Miklasz: If Jedd Gyorko Continues To Play Multiple Positions, the Cardinals Are Better For It

  • Tony Blanco

    I read the other day where some front office guy was talking to Matheny about Magneuris Sierra, and he asked “so is he making the team?” and Matheny had to inform him he was a A ball player. That is impressive.

  • Gene

    A big part of the fun of baseball is getting excited about players, and we should stop apologizing for it. Baseball is entertainment, not accounting, and if there were no emotion involved we wouldn’t be fans in the first place.

    The only thing I’d add to Bernie’s column is that I’m geeked about DeJong as well …

    • DaLode

      One of the special joys of each Spring Training is seeing potential ‘phenoms’ appearing on the scene. Bernie and Gene hit the ball on the nose here. Sometimes the pseudo analyists should set aside their sabermatics and try to remember what made them fall in love with this game so much when they were kids. I’m 70 but this game still brings out the little boy in me. You never know when a Von McDaniel or Bob ‘Hurricane’ Hazle will make it to the Show…even if it’s just for a short while.

  • Jim Parisi

    Putting the ball in play can score you a lot of runs with a runner at third and less than 2 outs. Martinez rarely strikes out while Pham whiffs about a 3rd of the time. Add in the remaining option the team has with Pham and it’s a no brainer.

    • geoff

      I don’t understand why they don’t just go ahead and release Pham. He could probably latch on with another team pretty quickly. I don’t think he will ever be more than a fourth or fifth outfielder in St Louis, and as long as Matheney is managing the team he will be the last option. Mike proved to us all last September that he would rather play a guy who couldn’t hit me if I was walking across the plate, than putting Pham in the lineup. Maybe a change of scenery would be the best thing that could happen for Tommy.

      • Greg Gibson

        Agreed…Martinez is a better option right now.

  • rightthinker4

    If Pham continues to strikeout, Martinez will make the team. Pham and Bader start out at Memphis. Pham would be the first OF to come back if they need one. Bader will get a full season at Memphis, barring injuries in St. Louis.

  • JeremyR

    I’m not particularly impressed with either Bader or Sierra. Bader seems like a somewhat worse Piscotty, and Piscotty is basically an average player. Valuable, but not something to get excited about. Sierra reminds me of Peter Bourjos.

    • Terry Ryno

      You can win a lot of games with a team of Piscotty’s. I’d say he was somewhat better then average and still improving.

  • MikeB

    Don’t forget about Adolis Garcia. I think some scouts expect him in the majors before year’s end.

  • geoff

    I don’t know why but I get the impression that Matheney does not like Sierra’s game. In an interview that I read the other day, while giving praise to Sierra, Mike said Mags could be a center fielder for some team out there. Maybe I misread, maybe Mike meant right now, or maybe he meant what I think he meant. I know that last year Sierra got on Mike’s shit-list because of some bad base running. If you add that to the fact that the Cards signed a center fielder to a five year no-trade contract, Piscotty is a cornerstone player. and that they think Grichuk is the second coming of Mickey Mantle, there is no room for Sierra. I saw this kid last year and he can play baseball. I hope there is some way we get to see that in a Cardinal uniform.

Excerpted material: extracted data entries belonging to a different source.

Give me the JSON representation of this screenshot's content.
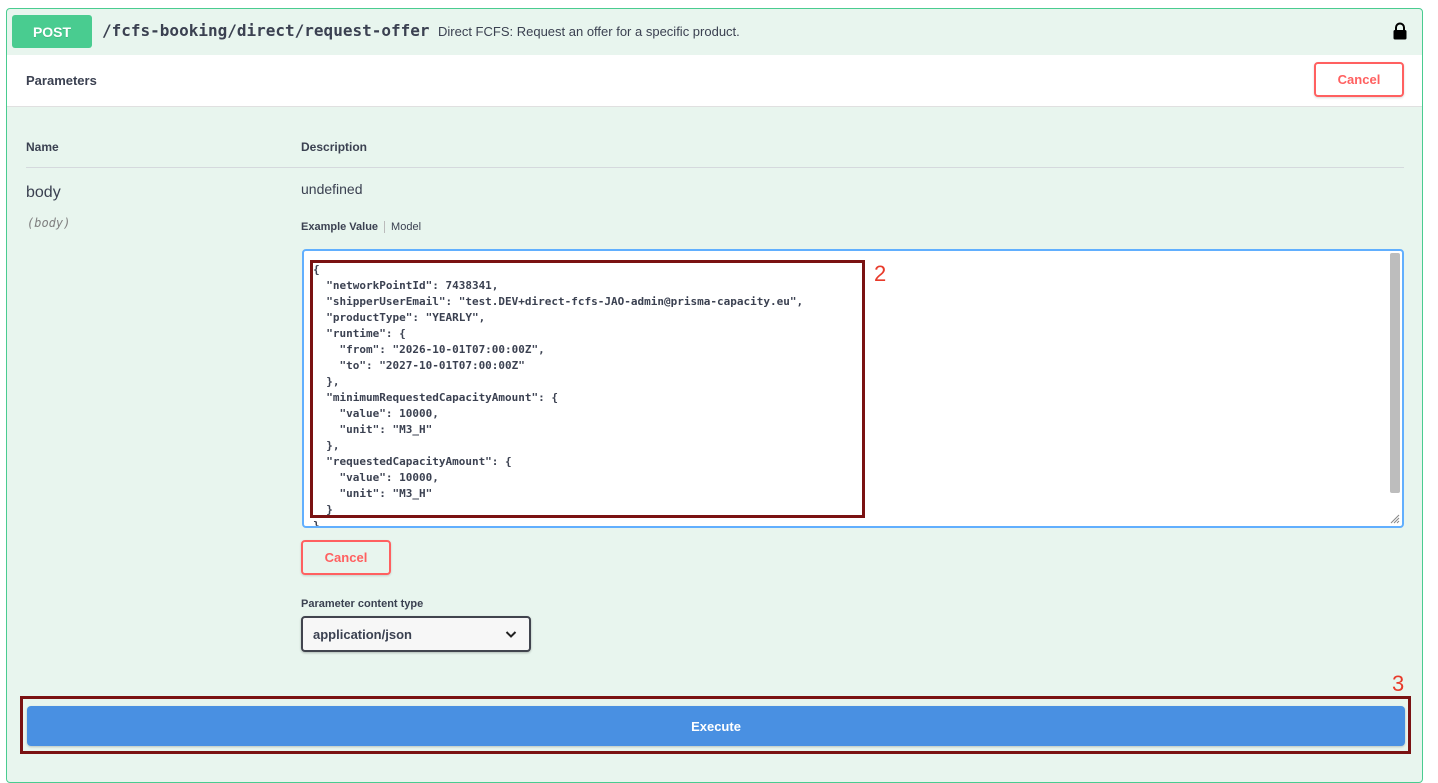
{
  "operation": {
    "method": "POST",
    "path": "/fcfs-booking/direct/request-offer",
    "summary": "Direct FCFS: Request an offer for a specific product."
  },
  "parameters": {
    "title": "Parameters",
    "cancel_label": "Cancel",
    "col_name": "Name",
    "col_description": "Description",
    "param": {
      "name": "body",
      "in": "(body)",
      "description": "undefined"
    },
    "tabs": {
      "example": "Example Value",
      "model": "Model"
    },
    "body_value": "{\n  \"networkPointId\": 7438341,\n  \"shipperUserEmail\": \"test.DEV+direct-fcfs-JAO-admin@prisma-capacity.eu\",\n  \"productType\": \"YEARLY\",\n  \"runtime\": {\n    \"from\": \"2026-10-01T07:00:00Z\",\n    \"to\": \"2027-10-01T07:00:00Z\"\n  },\n  \"minimumRequestedCapacityAmount\": {\n    \"value\": 10000,\n    \"unit\": \"M3_H\"\n  },\n  \"requestedCapacityAmount\": {\n    \"value\": 10000,\n    \"unit\": \"M3_H\"\n  }\n}",
    "body_cancel_label": "Cancel",
    "content_type_label": "Parameter content type",
    "content_type_value": "application/json"
  },
  "execute_label": "Execute",
  "annotations": {
    "body_marker": "2",
    "execute_marker": "3"
  },
  "colors": {
    "post_green": "#49cc90",
    "cancel_red": "#ff6060",
    "execute_blue": "#4990e2",
    "annotation_box": "#7a1212",
    "annotation_text": "#e83a2a"
  }
}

    • Kyle ShaBram Sharamitaro

      I think the interview you read and are referencing was him making a statement in response to another manager asking if Sierra was going to make the MLB squad out of Spring Training, and then Matheny was saying that his defense is MLB ready.

  • Richard Bizaillion

    I’m thinking with 13 position players we would have 2 catchers, 6 IF and 5 OF. What am i missing here

  • flood21

    Now we have to worry about MM being confused on OF selection as they throw Adam’s into the mix. Hope it works out better than last years failed try with Wong. When will they learn the fewer options for MM the better.

  • Greg Gibson

    I am worried about Kelton Wong. He looks lost at the plate. He can’t hit .217. It will be interesting to see how long Matheny sticks with Wong if he struggles mightily, early.